The lowering of projected investment returns is really a reflection of reality. In recent decades investment returns have been quite good from virtually all categories. These include stocks, bonds, real estate, and private equity.

Strong investment returns over the past 30 years have to a large extent been a function of a significant drop in interest rates. This has allowed for strong performance obviously in the bond market, but has also supported higher valuations for real estate and stocks.

With interest rates near record low levels we will not have the benefit of lower rates going forward. In addition the growth rate of the U.S. and other developed countries has been slowing. This implies that future earnings growth for companies will be less, impacting stock market returns.

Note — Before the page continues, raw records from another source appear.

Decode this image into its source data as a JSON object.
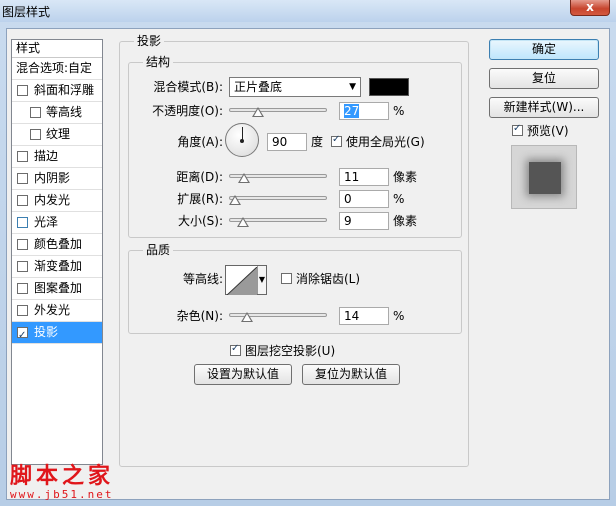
{
  "window": {
    "title": "图层样式",
    "close_label": "x"
  },
  "styles_list": {
    "header": "样式",
    "blend_options": "混合选项:自定",
    "items": [
      {
        "label": "斜面和浮雕",
        "checked": false
      },
      {
        "label": "等高线",
        "checked": false
      },
      {
        "label": "纹理",
        "checked": false
      },
      {
        "label": "描边",
        "checked": false
      },
      {
        "label": "内阴影",
        "checked": false
      },
      {
        "label": "内发光",
        "checked": false
      },
      {
        "label": "光泽",
        "checked": false
      },
      {
        "label": "颜色叠加",
        "checked": false
      },
      {
        "label": "渐变叠加",
        "checked": false
      },
      {
        "label": "图案叠加",
        "checked": false
      },
      {
        "label": "外发光",
        "checked": false
      },
      {
        "label": "投影",
        "checked": true
      }
    ]
  },
  "drop_shadow": {
    "title": "投影",
    "structure": {
      "title": "结构",
      "blend_mode_label": "混合模式(B):",
      "blend_mode_value": "正片叠底",
      "shadow_color": "#000000",
      "opacity_label": "不透明度(O):",
      "opacity_value": "27",
      "opacity_slider": 27,
      "percent": "%",
      "angle_label": "角度(A):",
      "angle_value": "90",
      "angle_unit": "度",
      "global_light_label": "使用全局光(G)",
      "global_light_checked": true,
      "distance_label": "距离(D):",
      "distance_value": "11",
      "distance_slider": 11,
      "pixels": "像素",
      "spread_label": "扩展(R):",
      "spread_value": "0",
      "spread_slider": 0,
      "size_label": "大小(S):",
      "size_value": "9",
      "size_slider": 9
    },
    "quality": {
      "title": "品质",
      "contour_label": "等高线:",
      "anti_alias_label": "消除锯齿(L)",
      "anti_alias_checked": false,
      "noise_label": "杂色(N):",
      "noise_value": "14",
      "noise_slider": 14
    },
    "knockout_label": "图层挖空投影(U)",
    "knockout_checked": true,
    "make_default_label": "设置为默认值",
    "reset_default_label": "复位为默认值"
  },
  "buttons": {
    "ok": "确定",
    "reset": "复位",
    "new_style": "新建样式(W)...",
    "preview_label": "预览(V)",
    "preview_checked": true
  },
  "watermark": {
    "text": "脚本之家",
    "url": "www.jb51.net"
  },
  "colors": {
    "selection": "#3399ff",
    "watermark": "#e0161b"
  }
}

The significance of future investment returns reflects how much money the state needs to set aside to meet the retirement needs of government employees. The higher the investment returns are the less money that has to be placed in the retirement fund. Lowering the projected investment return means the state has to increase its reserves in the retirement plan.

The state of California has approximately $300 billion in its retirement plan. Unfortunately, even with that large sum of money, the state is likely over a $100 billion short of meeting its long term retirement obligations. Lowering the projected investment return to 6.5% would increase that shortfall by approximately another $60 billion.

Besides the large Calpers retirement fund, California teachers have their own separate retirement plan. Their plan is also very large with nearly $200 billion in assets. However, it will also likely be experiencing shortfalls with lower future investment returns.

The underlying issue is that most government workers are covered with defined benefit pensions, while private workers generally have 401K plans. As life expectancy rates have increased the amount of money needed to fund pensions has grown.

This problem is not unique to California, but exists for many cities and states. The problem is especially serious for the state of Illinois. This is also a problem with our Social Security system, though the federal government can more easily borrow money versus states.

To meet this long-term shortfall the state of California will have to make some choices. There are basically three possibilities. The state can increase taxes, it can reduce the size of its budget, or government employees will be faced with less generous pensions, or will have to have more money deducted from their paychecks. Most likely some combination of those alternatives will take place.

Currently the state of California is in a healthier financial position compared to how things were several years ago. We have the highest income tax rates in the country and higher income people, especially in northern California have been doing well in the technology sector, which has helped to replenish the state coffers. Unfortunately, the income of the rich in California is highly variable and budget shortfalls will likely occur again when the economy inevitably slows.

The projected retirement shortfall in California is not something that is going to create an immediate problem. It is something that will gradually intensify over a long period of time. The move by Calpers to lower its investment return projections is a move in the right direction, though they could be criticized for moving a little too slow.

When making financial projections it is always best to be conservative. This is true for everyone, whether it is an individual planning a budget, or the state forecasting its retirement obligations. With the state in a somewhat healthier position currently, now is certainly an appropriate time to consider longer-term issues.